AKB § 7 I Abs. 2; VVG § 6 Abs. 3 a.F. = VVG § 28 Abs. 3 S. 1 n.F.

Zum Kausalitätsgegenbeweis bei der Verletzung der Obliegenheit, dem Kasko-Versicherer den Versicherungsfall innerhalb einer Woche schriftlich anzuzeigen.

OLG Karlsruhe, Urt. v. 18.2.2010 – 12 U 175/09

Die Klägerin macht Ansprüche aus einer Kfz-Kaskoversicherung geltend. Sie war Halterin und Eigentümerin des Kraftfahrzeugs M. Dieses Fahrzeug wurde bei einem Vorfall beschädigt, der sich am 16.2.2004 ereignet hat und dessen Einzelheiten zwischen den Parteien streitig sind. Das Fahrzeug der Klägerin war im Bereich auf einem rechts neben der Fahrbahn befindlichen Parkstreifen abgestellt. An dem Vorfall war der Streithelfer der Klägerin mit dem von ihm geführten Lkw beteiligt, den der Streithelfer zuvor bei der E-Autovermietung angemietet hatte. Der Streithelfer der Klägerin beschädigte deren Fahrzeug der Klägerin auf der rechten Seite, wobei die Art und Weise, wie es zu den Beschädigungen des klägerischen Fahrzeugs gekommen ist, und ob es sich um einen Unfall handelt, zwischen den Parteien streitig ist.
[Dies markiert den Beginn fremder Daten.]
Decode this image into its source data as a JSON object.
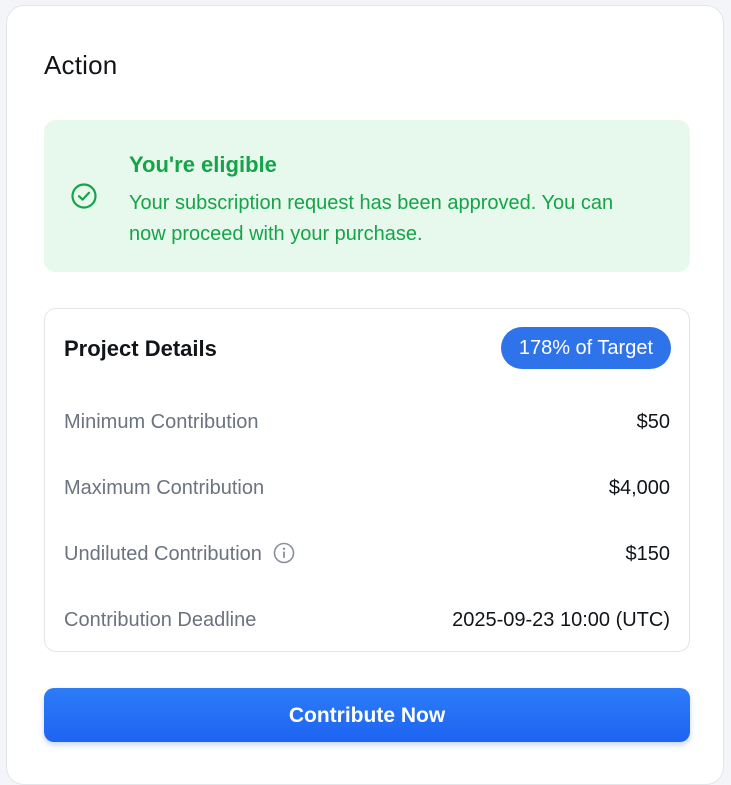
{
  "section": {
    "title": "Action"
  },
  "eligibility": {
    "icon": "check-circle-icon",
    "color": "#16a34a",
    "background": "#e7f8ec",
    "title": "You're eligible",
    "message": "Your subscription request has been approved. You can now proceed with your purchase."
  },
  "project_details": {
    "title": "Project Details",
    "target_badge": "178% of Target",
    "badge_color": "#2f73ea",
    "rows": [
      {
        "label": "Minimum Contribution",
        "value": "$50"
      },
      {
        "label": "Maximum Contribution",
        "value": "$4,000"
      },
      {
        "label": "Undiluted Contribution",
        "value": "$150",
        "icon": "info-icon"
      },
      {
        "label": "Contribution Deadline",
        "value": "2025-09-23 10:00 (UTC)"
      }
    ]
  },
  "cta": {
    "label": "Contribute Now",
    "color": "#1e64f2"
  }
}
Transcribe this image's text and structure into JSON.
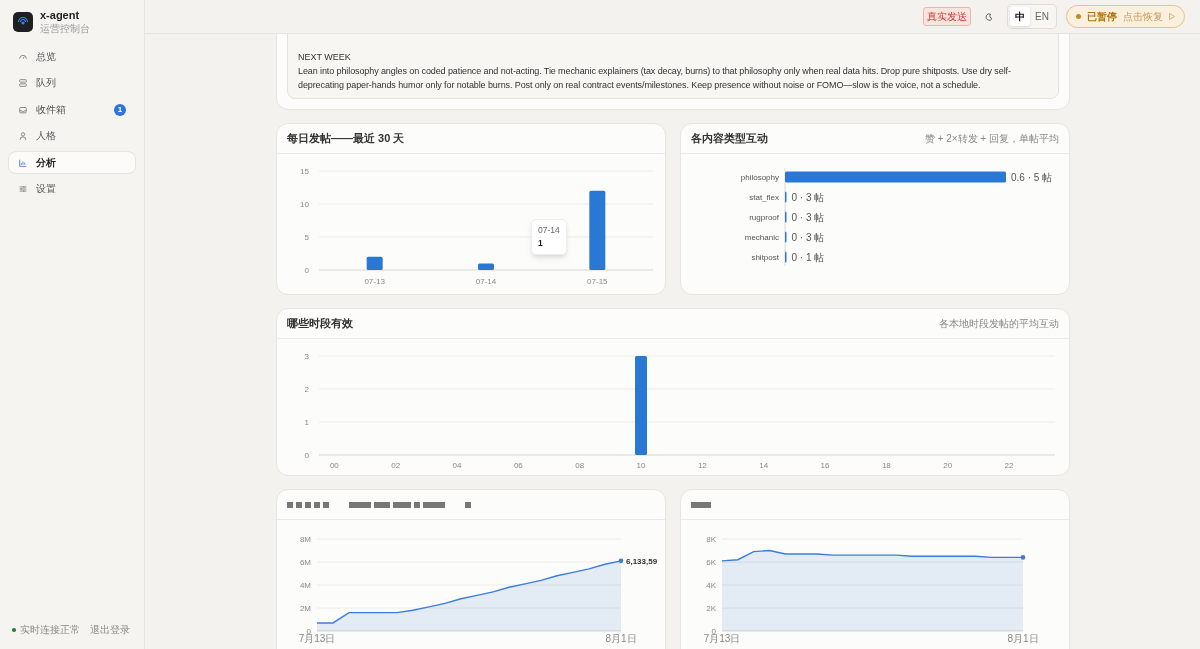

Die Klägerin hat den Schaden an ihrem Fahrzeug zunächst bei der Streithelferin der Beklagten, der Haftpflichtversicherung für den Lkw, geltend gemacht. Diese hat nach Einholung eines Sachverständigengutachtens die Schadensregulierung abgelehnt. Das Fahrzeug wurde von der Klägerin im Juli 2004 in unrepariertem Zustand veräußert. Im Dezember 2005 wandte sich die Klägerin erstmals an die Beklagte und bat um Regulierung des Schadens.

Aus den Gründen:

… Die Beklagte ist gem. § 7 I Abs. 2 S. 1 AKB i.V.m. § 6 Abs. 3 VVG a.F. wegen Obliegenheitsverletzung durch die Klägerin leistungsfrei.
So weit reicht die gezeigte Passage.